Industry experts say consumers unlikely to change their food ordering patterns on basis of reduced merchant commissions
Talabat and Deliveroo’s customer base and delivery quality “make them hard to beat”, said Simon Ritchie, editor at Hospitality Group.
The reduced commission model recently announced by Dubai’s Careem and Noon Food is unlikely to have a significant impact on the F&B industry, according to industry experts.
The move has been described as a relief for many of the city’s struggling restaurant operators but its impact on an industry-wide level is uncertain, given that consumers are likely to continue ordering from their preferred food delivery app regardless of its business model, stakeholders told Arabian Business.
Careem has replaced its commission model with a fixed monthly subscription fee while Noon Food has promised to lower its total commission to 17 percent of the total order value.
“The announcements from Noon Food and Careem certainly made the sector sit up and take notice, but it’s possible they may not have the effect on the industry that many are hoping for,” said Simon Ritchie, editor of our sister titles, industry publications Hotelier Middle East and Caterer Middle East.
“The likes of Talabat and Deliveroo held firm with their pricing structures in the face of complaints and campaigns last year, and the fact they remain the number one choice for both consumers and restaurants suggest they made the right decision,” he added.
Talabat and Deliveroo’s customer base and delivery quality “make them hard to beat”, claimed Ritchie who added that it remains to be seen whether a lower commission percentage would be the “deciding factor for consumers when it comes to the platform they use to order food”.
Ziad Kamel, CEO and founder of Cloud Restaurants, said: “The intent and actions to reduce commissions and fees for restaurants is always welcome.

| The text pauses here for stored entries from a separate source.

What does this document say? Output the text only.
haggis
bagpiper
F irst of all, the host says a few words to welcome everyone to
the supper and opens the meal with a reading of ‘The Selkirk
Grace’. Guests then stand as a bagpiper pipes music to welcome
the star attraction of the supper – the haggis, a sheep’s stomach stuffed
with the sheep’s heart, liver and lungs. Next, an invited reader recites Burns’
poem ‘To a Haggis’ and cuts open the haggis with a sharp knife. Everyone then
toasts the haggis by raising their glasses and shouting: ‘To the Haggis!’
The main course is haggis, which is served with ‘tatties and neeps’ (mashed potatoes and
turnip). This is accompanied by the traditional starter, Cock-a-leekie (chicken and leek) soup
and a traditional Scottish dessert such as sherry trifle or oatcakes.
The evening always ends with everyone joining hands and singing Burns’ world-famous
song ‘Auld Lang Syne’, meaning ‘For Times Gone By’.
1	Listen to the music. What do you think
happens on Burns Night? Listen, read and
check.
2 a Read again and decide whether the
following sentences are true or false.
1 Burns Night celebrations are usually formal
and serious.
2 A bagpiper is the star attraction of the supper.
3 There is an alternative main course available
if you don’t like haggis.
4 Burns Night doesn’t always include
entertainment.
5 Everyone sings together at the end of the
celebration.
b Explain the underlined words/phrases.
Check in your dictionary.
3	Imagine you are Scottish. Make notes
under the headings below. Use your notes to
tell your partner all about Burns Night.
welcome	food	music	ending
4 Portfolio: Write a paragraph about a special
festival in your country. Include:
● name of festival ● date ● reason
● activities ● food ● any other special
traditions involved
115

However, consumers will only spend their money to order from restaurants via delivery apps if they have a convincing perception of four main factors – quality, speed, selection and value.
Ziad Kamel, CEO and founder of Cloud Restaurants
“The fees between restaurants and aggregators are irrelevant and have zero impact on consumer choice,” he added.
Both Careem and Noon Food said their new models are in direct response to F&B operators’ challenges with aggregators who often charge up to 35 percent commission per delivery and with the tough economic situation brought on by over a year of dealing with the coronavirus pandemic.
“Covid hurt the F&B industry a lot. Pre-Covid, in terms of the contribution to business, the aggregator was the cherry on top of the cake but during Covid, it became the cake itself with a cost structure that did not make a lot of sense to these merchants,” said Victor Kiriakos-Saad, Careem’s UAE GM.
“So what we wanted to do is to help the industry by creating a positive impact which is very important for us as a company,” he added.
Victor Kiriakos-Saad, Careem’s UAE GM
“Today, merchants see us as real partners and that view builds more trust and allows us to discuss with them in a much more transparent way and then we can create more value for both of us and for our customers,” said Kiriakos-Saad.
Restaurant owners who spoke to Arabian Business, however, said high commissions are justified if aggregators provide competitive exposure to consumers.
“Think of aggregators as digital food malls. Like traditional malls, some are extremely successful at attracting customer footfall and so they charge their retailers a higher rent, which is feasible due to the higher sales achieved by the retailers. Malls that are not successful at attracting significant customer footfall can only charge their retails lower rents,” said Kamel.
“As a restaurant operator, would you prefer low commission with low order volume or higher commission with high order volume? The best case scenario for restaurants is to have high order volume with low commission. This is easier said than done and only time will tell which food apps will succeed,” he added.
Samer Hamadeh, founder of Aegis Hospitality, also likened aggregators to malls with the ones that attract higher volume of customers charging a higher rent.
He said some malls are able to deliver this high volume of customers “because they spend more in the battle against other malls. So, paying a higher rent/commission should be directly correlated to higher volume.”
Samer Hamadeh, founder of Aegis Hospitality
“What I find illogical is high rents/commissions when the aggregator/landlord is incapable of fulfilling their end of the bargain. It’s honourable what Careem and Noon are doing, but if they’re going to really compete with the likes of Deliveroo and Delivery Hero brands (Zomato, Talabat, etc) they’re going to need to be more aggressive with marketing and get some major exclusives,” he said.